Knowledge production is what disciplines do. It also is a political endeavor full of contradictions, power plays, (in)validations, and complexities. Sometimes that knowledge is for knowledges sake alone. The work of knowledge production may boost the careers of researchers while objectifying those who share their lives in the form of data. Other times research is conducted for the good that it can do to better the human condition. Researchers and the communities they study may become collaborators, sharing the work of knowledge production at all stages, as they also share the benefits of scientific research. New ways of doing social science research and theorizing are emerging as we are all pushed to improve the work of research and grow our understanding of human societies.
Sociology is about the study of relationships that are unique to social groups (Peter Blau, 1999). In some ways, this is a modest endeavor for an academic discipline. Yet when one embarks on the work of examining relationships that are unique to social groups, complexities begin to emerge. As scholars of human rights, we have a deep knowledge of the human condition that we can utilize to help us think critically about how we practice the science of sociology. In this way, the ways that we seek to create knowledge must be flexible and dynamic, while not sacrificing the reliability of the empirical data. To produce knowledge within a particular discipline is to practice a science in particular ways ways that are fundamentally grounded in the way we think about ontology, epistemology, theory, methodology, and application. How a discipline thinks about these things is key to the kind of knowledge it can produce. Human rights bring new ways to think about ontology (notions of personhood, collectivity), epistemology (who can know, how we know, and what is known), theory (models of knowing), methodology (processes of data collection), and application (applying knowledge that is produced). This book collects some of these approaches.

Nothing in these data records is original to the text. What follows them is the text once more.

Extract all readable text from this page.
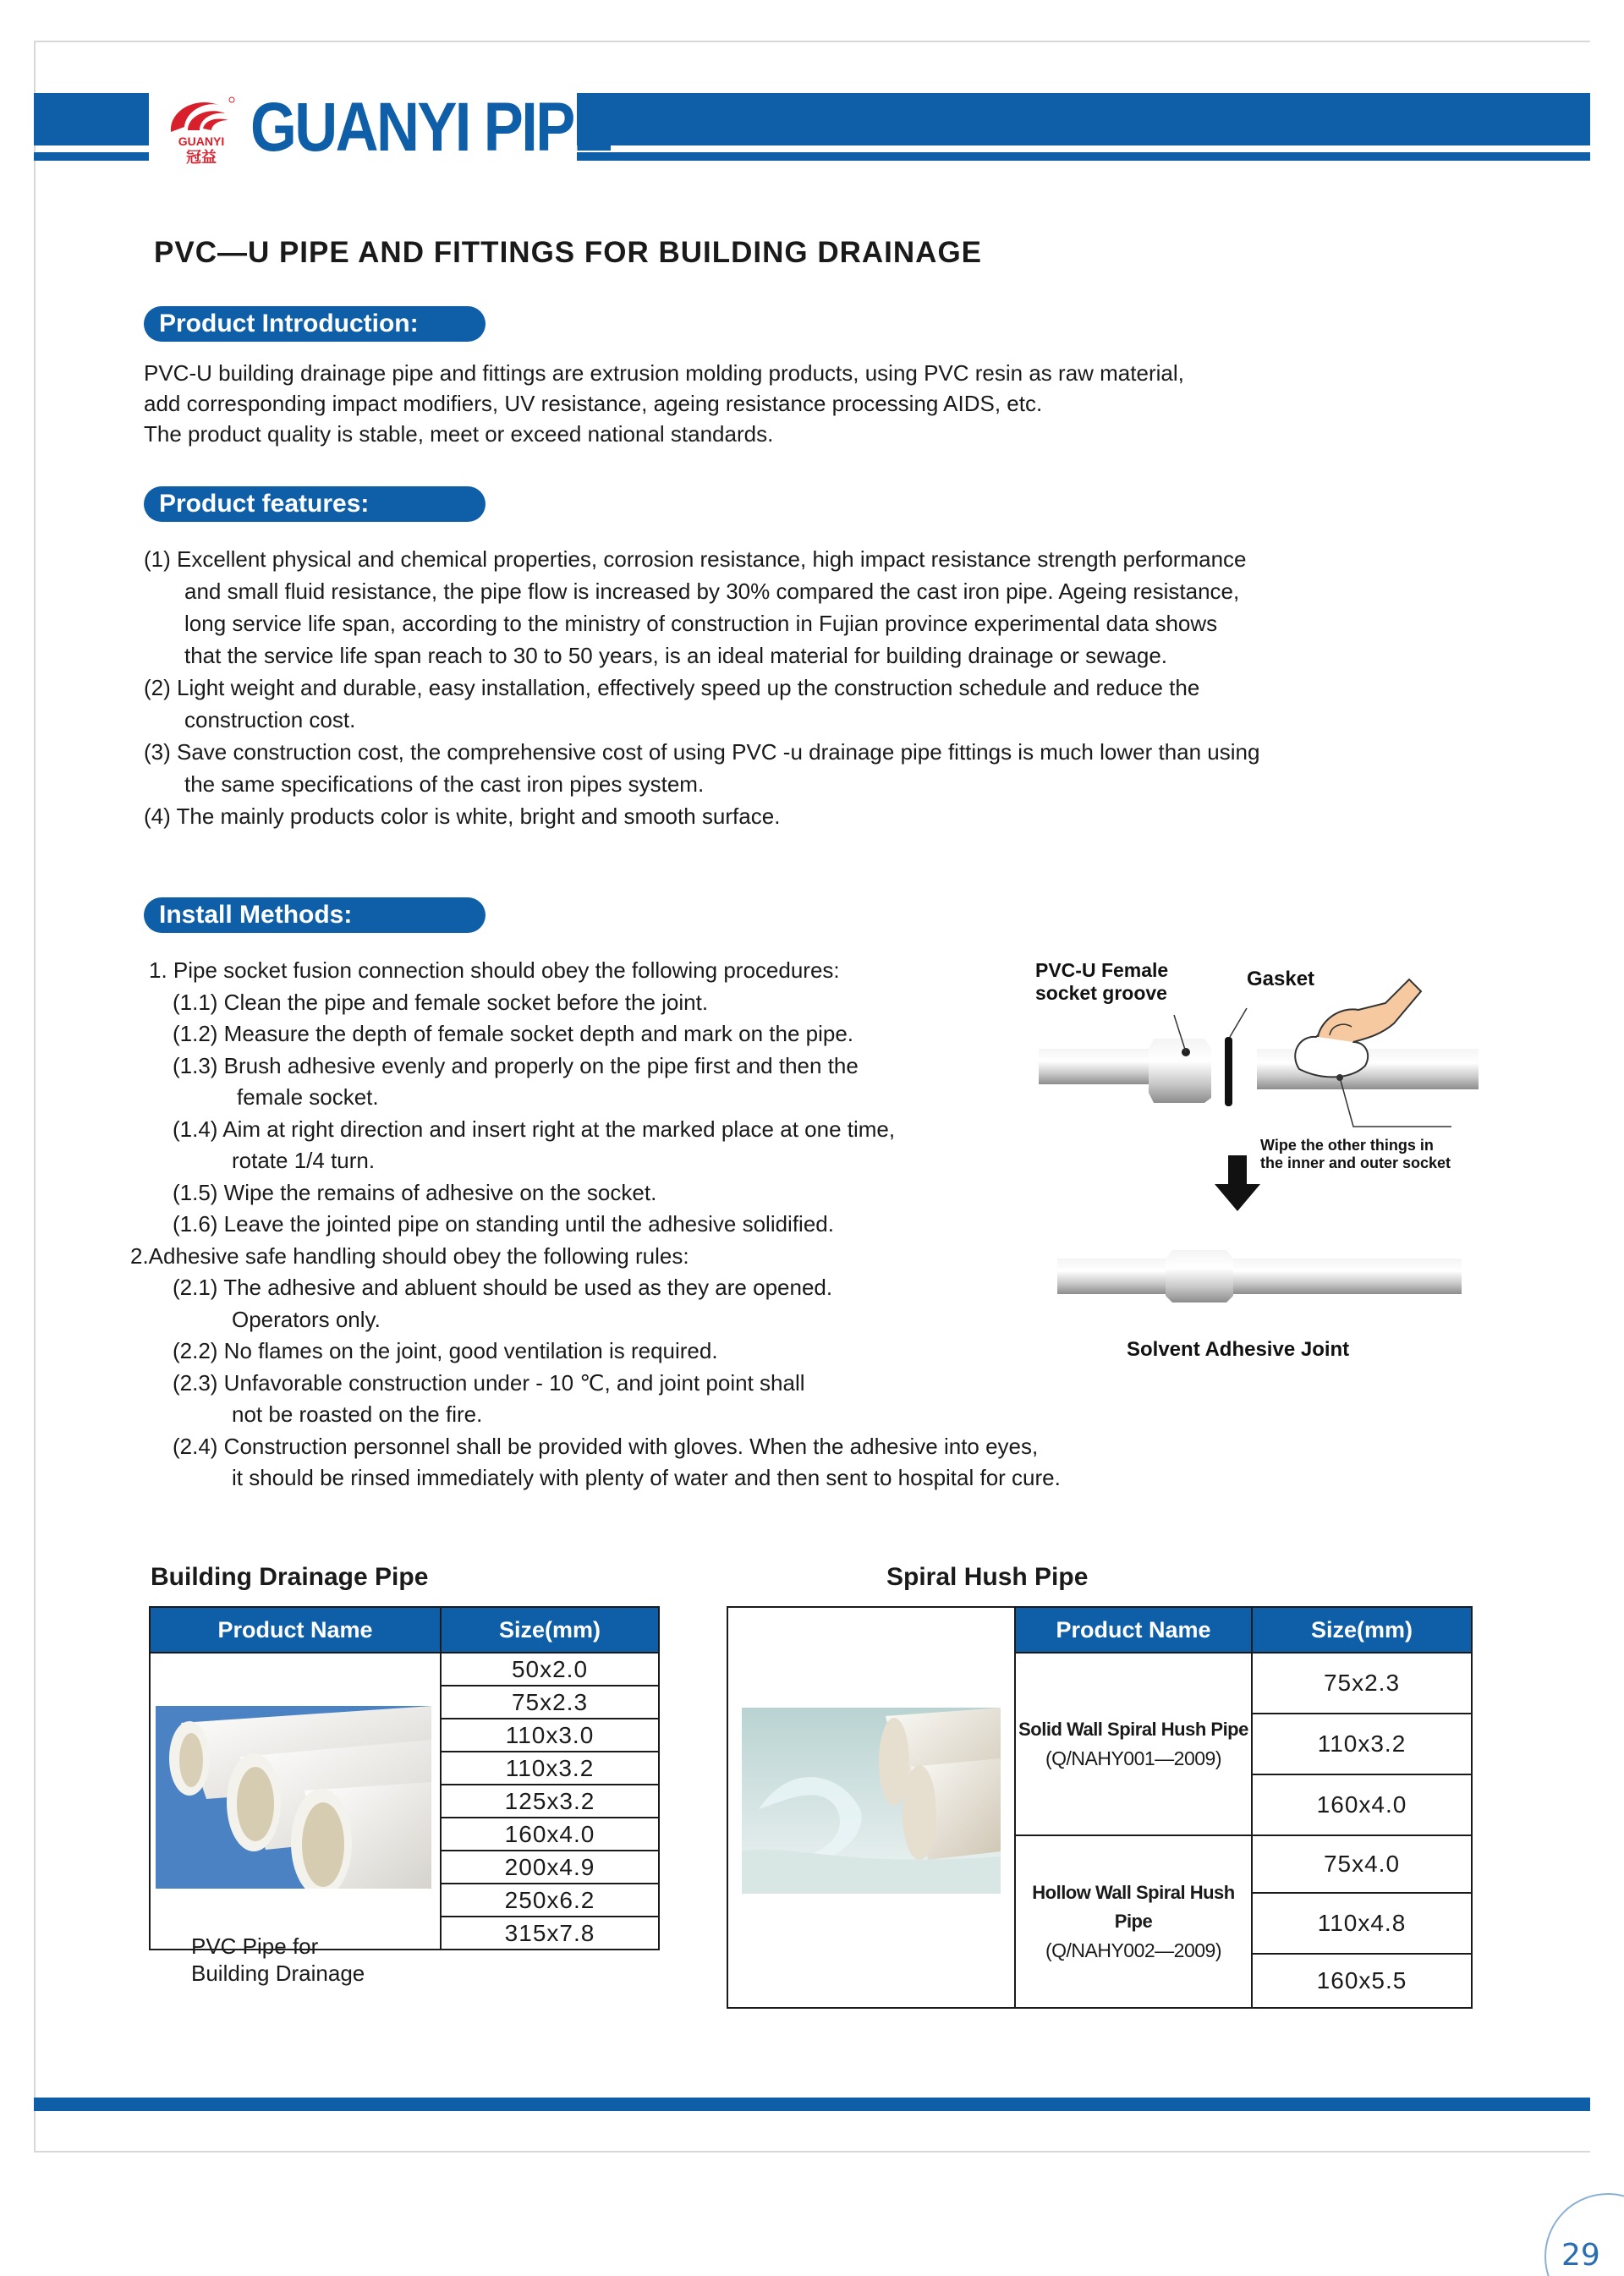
GUANYI
冠益 GUANYI PIPE
PVC—U PIPE AND FITTINGS FOR BUILDING DRAINAGE
Product Introduction:
PVC-U building drainage pipe and fittings are extrusion molding products, using PVC resin as raw material,
add corresponding impact modifiers, UV resistance, ageing resistance processing AIDS, etc.
The product quality is stable, meet or exceed national standards.
Product features:
(1) Excellent physical and chemical properties, corrosion resistance, high impact resistance strength performance
and small fluid resistance, the pipe flow is increased by 30% compared the cast iron pipe. Ageing resistance,
long service life span, according to the ministry of construction in Fujian province experimental data shows
that the service life span reach to 30 to 50 years, is an ideal material for building drainage or sewage.
(2) Light weight and durable, easy installation, effectively speed up the construction schedule and reduce the
construction cost.
(3) Save construction cost, the comprehensive cost of using PVC -u drainage pipe fittings is much lower than using
the same specifications of the cast iron pipes system.
(4) The mainly products color is white, bright and smooth surface.
Install Methods:
1. Pipe socket fusion connection should obey the following procedures:
(1.1) Clean the pipe and female socket before the joint.
(1.2) Measure the depth of female socket depth and mark on the pipe.
(1.3) Brush adhesive evenly and properly on the pipe first and then the
female socket.
(1.4) Aim at right direction and insert right at the marked place at one time,
rotate 1/4 turn.
(1.5) Wipe the remains of adhesive on the socket.
(1.6) Leave the jointed pipe on standing until the adhesive solidified.
2.Adhesive safe handling should obey the following rules:
(2.1) The adhesive and abluent should be used as they are opened.
Operators only.
(2.2) No flames on the joint, good ventilation is required.
(2.3) Unfavorable construction under - 10 ℃, and joint point shall
not be roasted on the fire.
(2.4) Construction personnel shall be provided with gloves. When the adhesive into eyes,
it should be rinsed immediately with plenty of water and then sent to hospital for cure.
PVC-U Female
socket groove
Gasket
Wipe the other things in
the inner and outer socket
Solvent Adhesive Joint
Building Drainage Pipe	Spiral Hush Pipe
Product Name	Size(mm)

PVC Pipe for
Building Drainage	50x2.0
	75x2.3
	110x3.0
	110x3.2
	125x3.2
	160x4.0
	200x4.9
	250x6.2
	315x7.8
	Product Name	Size(mm)

	Solid Wall Spiral Hush Pipe
(Q/NAHY001—2009)	75x2.3
		110x3.2
		160x4.0

	Hollow Wall Spiral Hush Pipe
(Q/NAHY002—2009)	75x4.0
		110x4.8
		160x5.5
29
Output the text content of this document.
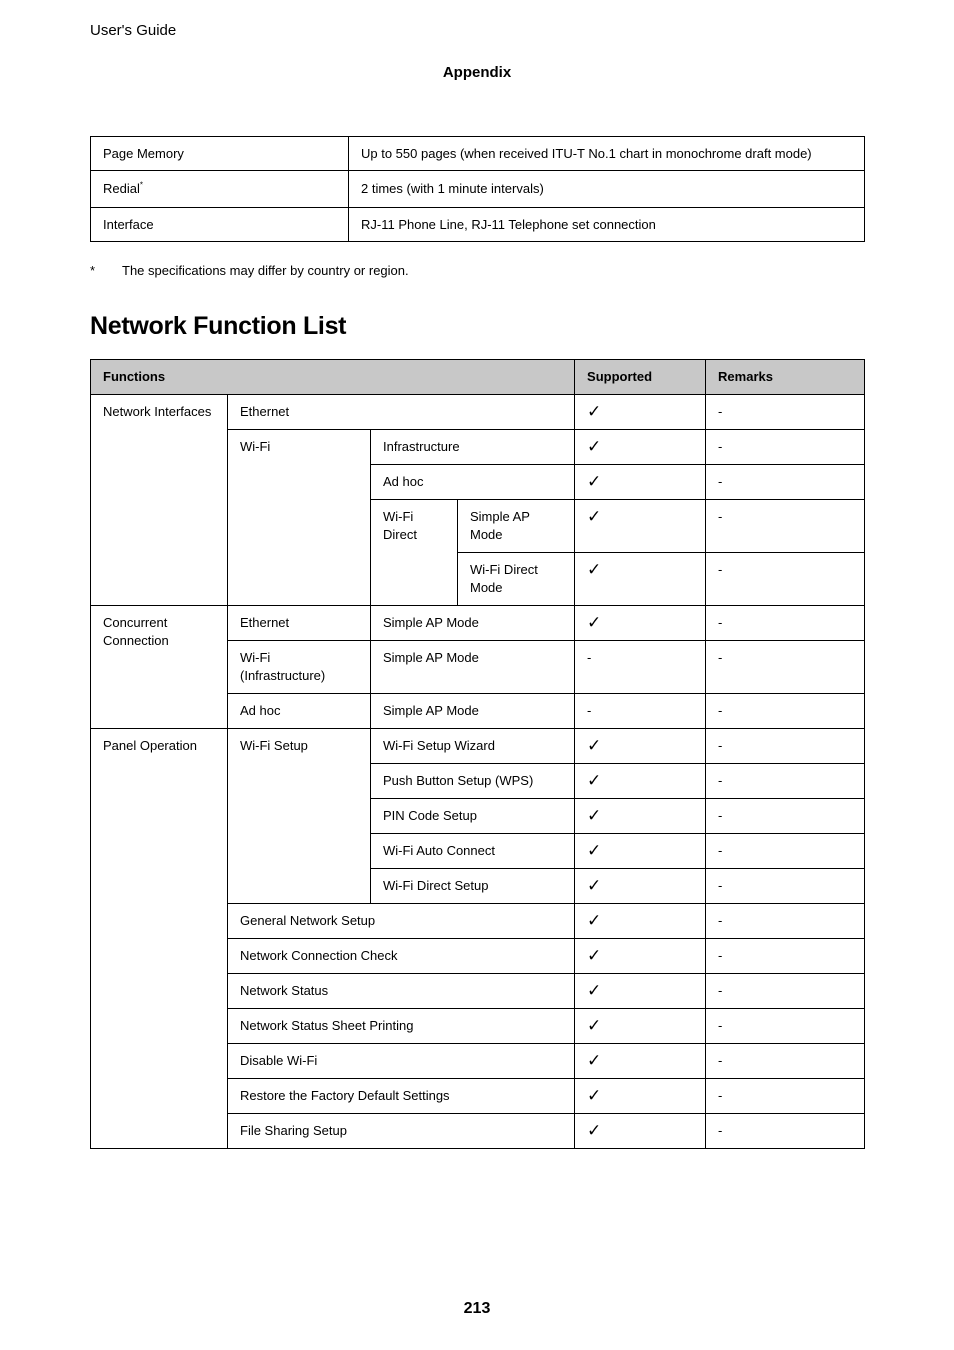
User's Guide
Appendix
Page Memory	Up to 550 pages (when received ITU-T No.1 chart in monochrome draft mode)
Redial*	2 times (with 1 minute intervals)
Interface	RJ-11 Phone Line, RJ-11 Telephone set connection
* The specifications may differ by country or region.
Network Function List
Functions				Supported	Remarks
Network Interfaces	Ethernet			✓	-
	Wi-Fi	Infrastructure		✓	-
		Ad hoc		✓	-
		Wi-Fi Direct	Simple AP Mode	✓	-
			Wi-Fi Direct Mode	✓	-
Concurrent Connection	Ethernet	Simple AP Mode		✓	-
	Wi-Fi (Infrastructure)	Simple AP Mode		-	-
	Ad hoc	Simple AP Mode		-	-
Panel Operation	Wi-Fi Setup	Wi-Fi Setup Wizard		✓	-
		Push Button Setup (WPS)		✓	-
		PIN Code Setup		✓	-
		Wi-Fi Auto Connect		✓	-
		Wi-Fi Direct Setup		✓	-
	General Network Setup			✓	-
	Network Connection Check			✓	-
	Network Status			✓	-
	Network Status Sheet Printing			✓	-
	Disable Wi-Fi			✓	-
	Restore the Factory Default Settings			✓	-
	File Sharing Setup			✓	-
213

Representing an exciting moment for sociology to further energize and develop a sociology of human rights (or, more to the point, sociologies of human rights), Sociology for Human Rights: Approaches for Applying Theories and Methods brings together leading and emergent scholars who seriously engage in revolutionary questions, resituate their substantive concerns within new terrains, and begin mapping the intellectual and practical contours of a human rights sociology. Each chapter responds to two primary questions: (1) How does a human rights perspective change the questions that sociologists ask, the theoretical perspectives that sociologists utilize, the methods that sociologists use, and the implications of sociological inquiry? And (2) How can the sociological enterprise (its epistemologies, theories, methodologies, results) inform and push forward human rights theory, discourse, and implementation toward a better world for all humanity?